Bugüne kadar genel idari hizmetlerde, teknik ve yardımcı hizmetlerde çalışan, 4/C statüsünde çalışan eğitim emekçilerinin sorunlarının yeterince tartışılmaması, yaşadığımız sorunlar ve sıkıntıların çözümü noktasında yeterince adım atılmamış olması önemli bir eksiklik olmakla birlikte, sendikamız Eğitim Sen tarafından konunun gündemleştirilmesi önemlidir.

Eğitim Sen, eğitim öğretim hizmet kolunda çalışan, hangi görev ya da statüde olursa olsun, tüm eğitim ve bilim emekçilerinin hak kazanma ve mücadele örgütüdür. Eğitimin ve bilimsel üretimin gerçekleşmesinde öğretmeninden yardımcı hizmetlisine, genel idari hizmetlerden teknik hizmetlere ve 4/C statüsünde çalışan arkadaşlarımıza kadar bütün emekçilerin kolektif emeği olduğu, eğitim hizmetlerinin yürütülmesinde harcanan her emeğin değerli olduğu açıktır.

Yıllardır tüm eğitim ve bilim emekçileri, özellikle genel idari, teknik, yardımcı hizmetler ve 4/C’li olarak çalışan arkadaşlarımız esnek, güvencesiz çalışma biçimlerine mahkum edilmekte, görev tanımları belli olmadığı için angarya çalışmanın en ağır biçimleri ile karşı karşıya bırakılmaktadır.

Hükümetin Kamu Personel Rejimi’nde yapmak istediği değişiklikler, esnek, kuralsız ve güvencesiz çalışmanın daha da yaygınlaşmasını hedeflemekte, eğitim emekçilerinin çalışma koşulları giderek ağırlaşmaktadır.
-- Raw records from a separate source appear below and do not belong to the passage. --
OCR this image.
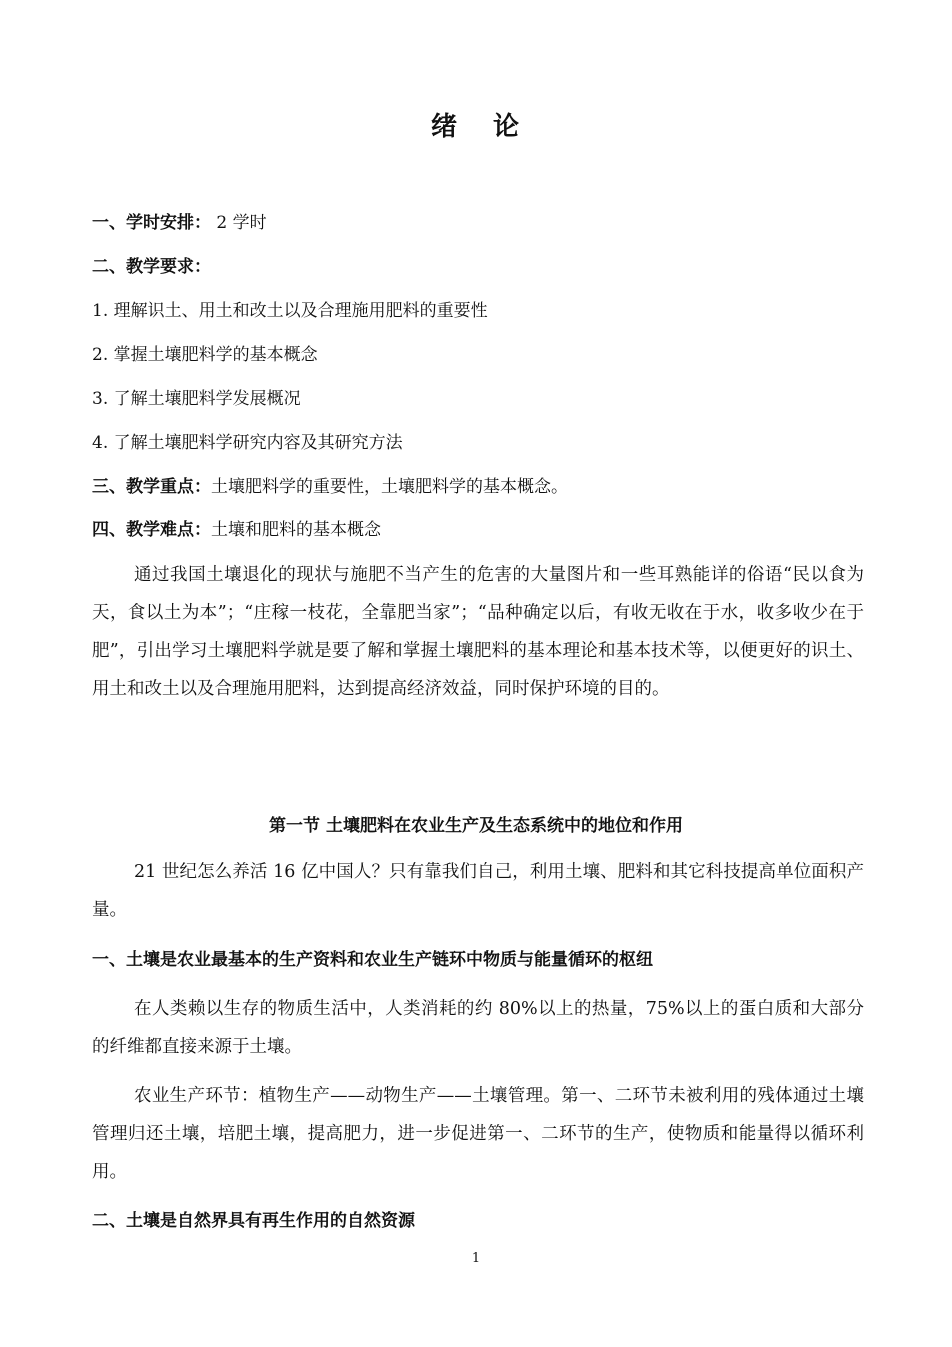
绪 论
一、学时安排： 2 学时
二、教学要求：
1. 理解识土、用土和改土以及合理施用肥料的重要性
2. 掌握土壤肥料学的基本概念
3. 了解土壤肥料学发展概况
4. 了解土壤肥料学研究内容及其研究方法
三、教学重点：土壤肥料学的重要性，土壤肥料学的基本概念。
四、教学难点：土壤和肥料的基本概念
通过我国土壤退化的现状与施肥不当产生的危害的大量图片和一些耳熟能详的俗语“民以食为天，食以土为本”；“庄稼一枝花，全靠肥当家”；“品种确定以后，有收无收在于水，收多收少在于肥”，引出学习土壤肥料学就是要了解和掌握土壤肥料的基本理论和基本技术等，以便更好的识土、用土和改土以及合理施用肥料，达到提高经济效益，同时保护环境的目的。
第一节 土壤肥料在农业生产及生态系统中的地位和作用
21 世纪怎么养活 16 亿中国人？只有靠我们自己，利用土壤、肥料和其它科技提高单位面积产量。
一、土壤是农业最基本的生产资料和农业生产链环中物质与能量循环的枢纽
在人类赖以生存的物质生活中，人类消耗的约 80%以上的热量，75%以上的蛋白质和大部分的纤维都直接来源于土壤。
农业生产环节：植物生产——动物生产——土壤管理。第一、二环节未被利用的残体通过土壤管理归还土壤，培肥土壤，提高肥力，进一步促进第一、二环节的生产，使物质和能量得以循环利用。
二、土壤是自然界具有再生作用的自然资源
1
Ekonomik, sosyal ve özlük haklarımızın elimizden alınmak istenmesine karşı sessiz ve tepkisiz kalmayacağımız bilinmelidir.
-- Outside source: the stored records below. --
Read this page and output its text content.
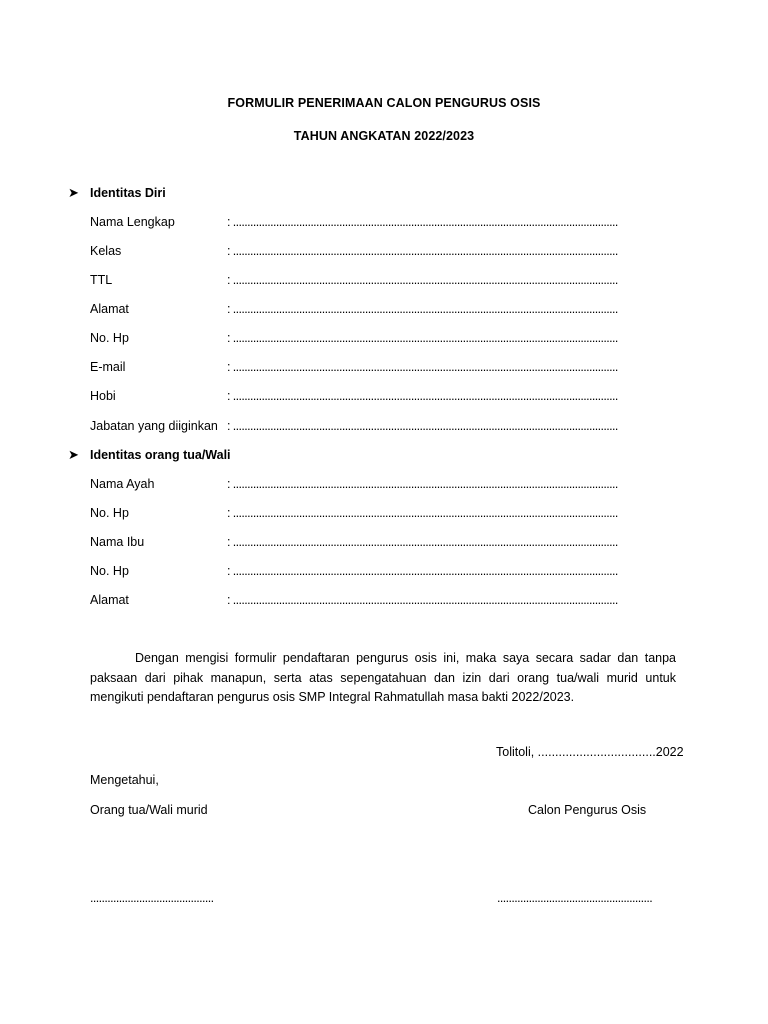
FORMULIR PENERIMAAN CALON PENGURUS OSIS
TAHUN ANGKATAN 2022/2023
➤ Identitas Diri
Nama Lengkap	: ......................................................................................................................................
Kelas	: ......................................................................................................................................
TTL	: ......................................................................................................................................
Alamat	: ......................................................................................................................................
No. Hp	: ......................................................................................................................................
E-mail	: ......................................................................................................................................
Hobi	: ......................................................................................................................................
Jabatan yang diiginkan : ......................................................................................................................................
➤ Identitas orang tua/Wali
Nama Ayah	: ......................................................................................................................................
No. Hp	: ......................................................................................................................................
Nama Ibu	: ......................................................................................................................................
No. Hp	: ......................................................................................................................................
Alamat	: ......................................................................................................................................
Dengan mengisi formulir pendaftaran pengurus osis ini, maka saya secara sadar dan tanpa paksaan dari pihak manapun, serta atas sepengatahuan dan izin dari orang tua/wali murid untuk mengikuti pendaftaran pengurus osis SMP Integral Rahmatullah masa bakti 2022/2023.
Tolitoli, ..................................2022
Mengetahui,
Orang tua/Wali murid	Calon Pengurus Osis
...........................................	......................................................
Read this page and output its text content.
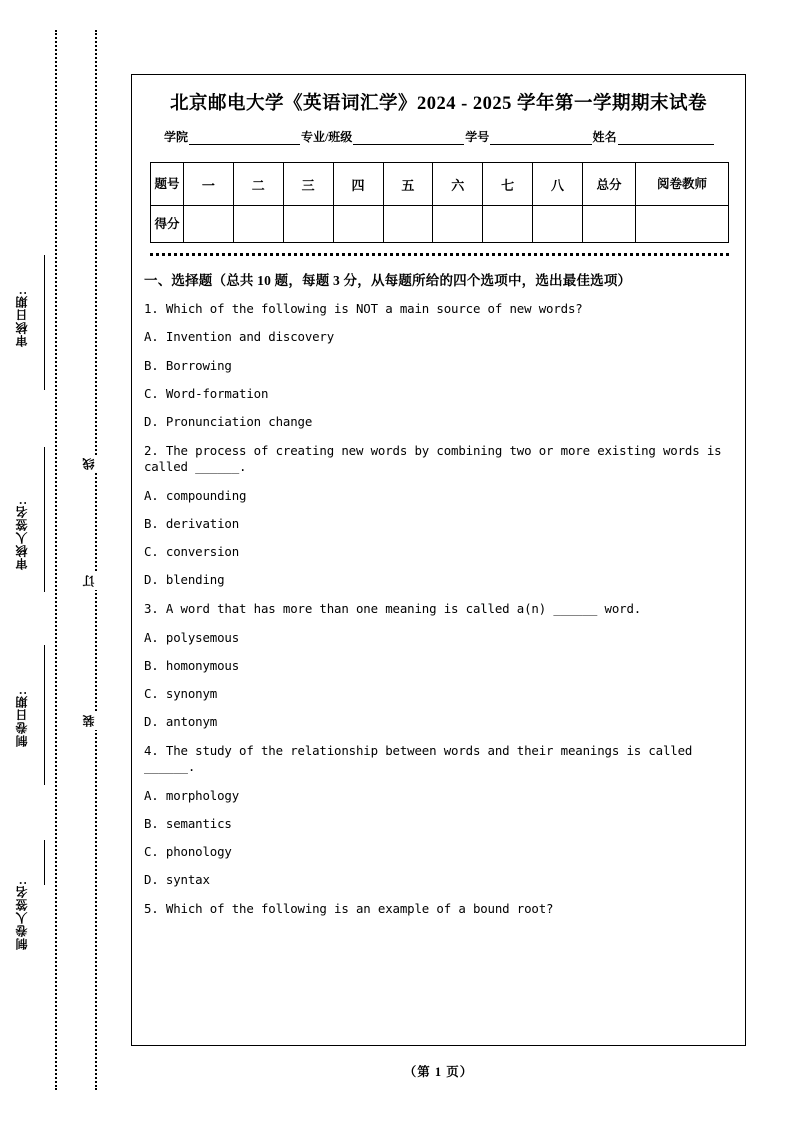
审核日期:
审核人签名:
制卷日期:
制卷人签名:
线
订
装
北京邮电大学《英语词汇学》2024 - 2025 学年第一学期期末试卷
学院	专业/班级	学号	姓名
题号	一	二	三	四	五	六	七	八	总分	阅卷教师
得分										
一、选择题（总共 10 题，每题 3 分，从每题所给的四个选项中，选出最佳选项）
1. Which of the following is NOT a main source of new words?
A. Invention and discovery
B. Borrowing
C. Word-formation
D. Pronunciation change
2. The process of creating new words by combining two or more existing words is called ______.
A. compounding
B. derivation
C. conversion
D. blending
3. A word that has more than one meaning is called a(n) ______ word.
A. polysemous
B. homonymous
C. synonym
D. antonym
4. The study of the relationship between words and their meanings is called ______.
A. morphology
B. semantics
C. phonology
D. syntax
5. Which of the following is an example of a bound root?
（第 1 页）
Türkiye’de yıllardır çok ağır çalışma koşulları altında ve özveriyle görev yapan eğitim emekçilerinin yaşam koşulları giderek ağırlaşırken, boş kadro olmasına rağmen, uzunca bir süredir eğitim kurumlarına genel idari hizmetler, teknik personel ve yardımcı hizmetler sınıfında memur alımı yapılmamakta, ‘dışarıdan hizmet satın alma’ yöntemi ile taşeronlaştırma uygulamaları yaygınlaştırılmaktadır.

Özelleştirilen kurumlardan Milli Eğitim Bakanlığı’na aktarılan 4/C’li çalışanlar ve okul aile birliklerince (öğrencilerden toplanan paralarla) istihdam edilen ya da İŞKUR tarafından Toplum Yararına Çalışma (TYÇ) şeklinde geçici ve güvencesiz olarak istihdam edilen personel ile sorunların çözülmesi mümkün değildir. Kadrolu istihdamdan adım adım vazgeçilmesi anlamına gelen bu uygulamaya son verilmeli, kamuda kadrolu ve güvenceli istihdam politikaları benimsenmelidir.
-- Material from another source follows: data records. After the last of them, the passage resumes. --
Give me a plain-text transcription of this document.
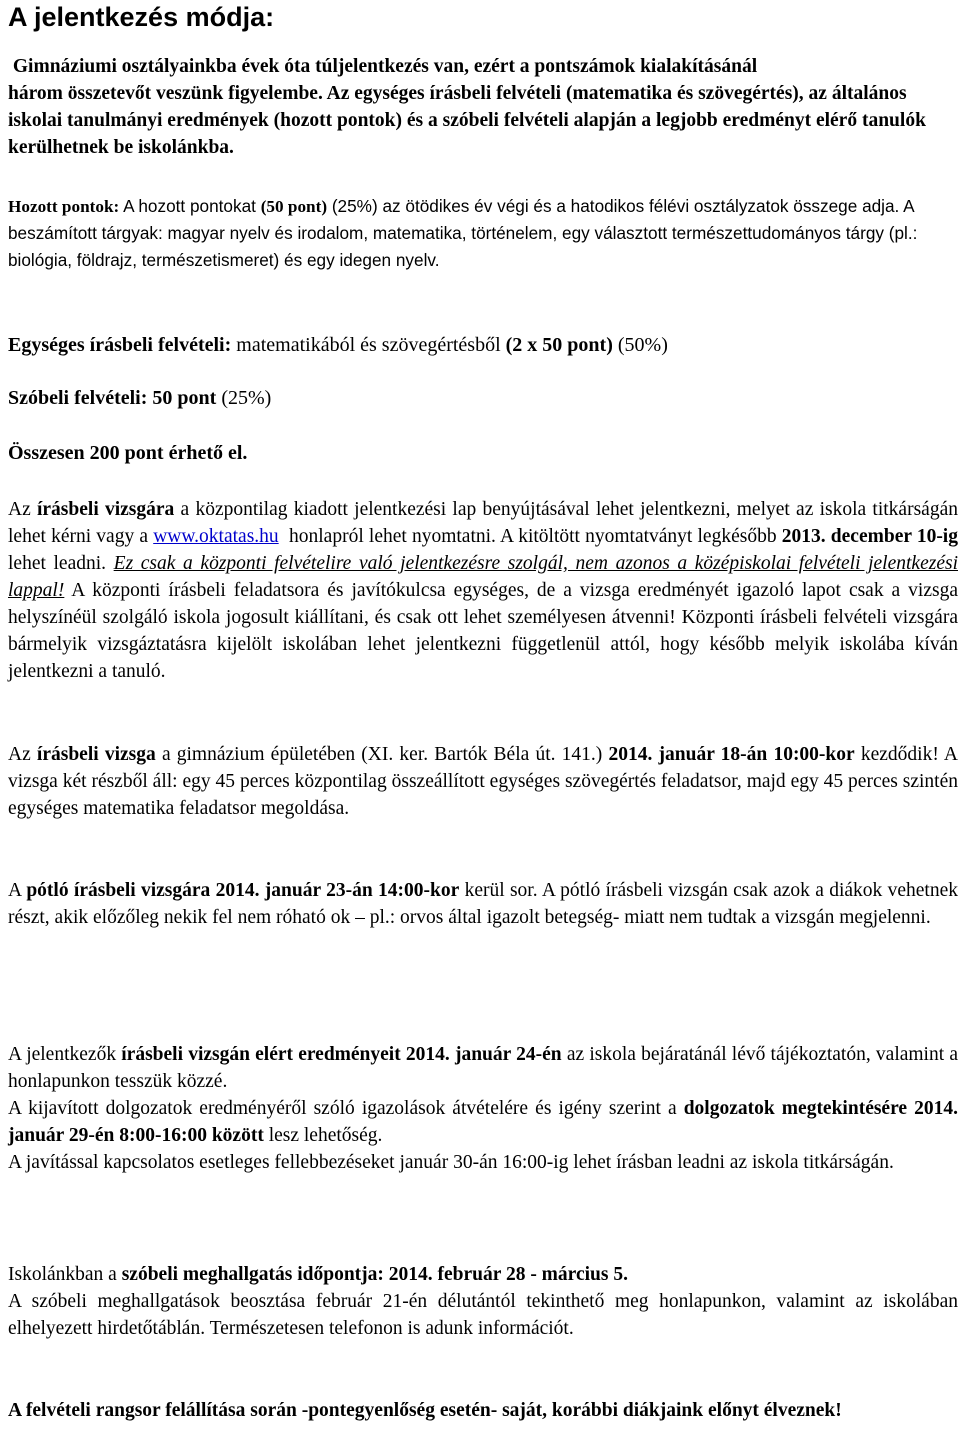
A jelentkezés módja:
Gimnáziumi osztályainkba évek óta túljelentkezés van, ezért a pontszámok kialakításánál
három összetevőt veszünk figyelembe. Az egységes írásbeli felvételi (matematika és szövegértés), az általános iskolai tanulmányi eredmények (hozott pontok) és a szóbeli felvételi alapján a legjobb eredményt elérő tanulók kerülhetnek be iskolánkba.
Hozott pontok: A hozott pontokat (50 pont) (25%) az ötödikes év végi és a hatodikos félévi osztályzatok összege adja. A beszámított tárgyak: magyar nyelv és irodalom, matematika, történelem, egy választott természettudományos tárgy (pl.: biológia, földrajz, természetismeret) és egy idegen nyelv.
Egységes írásbeli felvételi: matematikából és szövegértésből (2 x 50 pont) (50%)
Szóbeli felvételi: 50 pont (25%)
Összesen 200 pont érhető el.
Az írásbeli vizsgára a központilag kiadott jelentkezési lap benyújtásával lehet jelentkezni, melyet az iskola titkárságán lehet kérni vagy a www.oktatas.hu  honlapról lehet nyomtatni. A kitöltött nyomtatványt legkésőbb 2013. december 10-ig lehet leadni. Ez csak a központi felvételire való jelentkezésre szolgál, nem azonos a középiskolai felvételi jelentkezési lappal! A központi írásbeli feladatsora és javítókulcsa egységes, de a vizsga eredményét igazoló lapot csak a vizsga helyszínéül szolgáló iskola jogosult kiállítani, és csak ott lehet személyesen átvenni! Központi írásbeli felvételi vizsgára bármelyik vizsgáztatásra kijelölt iskolában lehet jelentkezni függetlenül attól, hogy később melyik iskolába kíván jelentkezni a tanuló.
Az írásbeli vizsga a gimnázium épületében (XI. ker. Bartók Béla út. 141.) 2014. január 18-án 10:00-kor kezdődik! A vizsga két részből áll: egy 45 perces központilag összeállított egységes szövegértés feladatsor, majd egy 45 perces szintén egységes matematika feladatsor megoldása.
A pótló írásbeli vizsgára 2014. január 23-án 14:00-kor kerül sor. A pótló írásbeli vizsgán csak azok a diákok vehetnek részt, akik előzőleg nekik fel nem róható ok – pl.: orvos által igazolt betegség- miatt nem tudtak a vizsgán megjelenni.
A jelentkezők írásbeli vizsgán elért eredményeit 2014. január 24-én az iskola bejáratánál lévő tájékoztatón, valamint a honlapunkon tesszük közzé.
A kijavított dolgozatok eredményéről szóló igazolások átvételére és igény szerint a dolgozatok megtekintésére 2014. január 29-én 8:00-16:00 között lesz lehetőség.
A javítással kapcsolatos esetleges fellebbezéseket január 30-án 16:00-ig lehet írásban leadni az iskola titkárságán.
Iskolánkban a szóbeli meghallgatás időpontja: 2014. február 28 - március 5.
A szóbeli meghallgatások beosztása február 21-én délutántól tekinthető meg honlapunkon, valamint az iskolában elhelyezett hirdetőtáblán. Természetesen telefonon is adunk információt.
A felvételi rangsor felállítása során -pontegyenlőség esetén- saját, korábbi diákjaink előnyt élveznek!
Siyasi iktidar kamu istihdamını kendi istediği gibi düzenlemek istemekte, bu nedenle tüm kamuda yoğun bir siyasal kadrolaşma faaliyeti yürütmektedir. Eğitim kurumlarında yaşanan yoğun siyasi kadrolaşmanın yarattığı keyfi ve hukuksuz disiplin cezaları ile angarya, sürgün gibi yöntemlerle baskı politikalarının artması, özellikle Eğitim Sen üyelerine yönelik baskılar dikkat çekicidir.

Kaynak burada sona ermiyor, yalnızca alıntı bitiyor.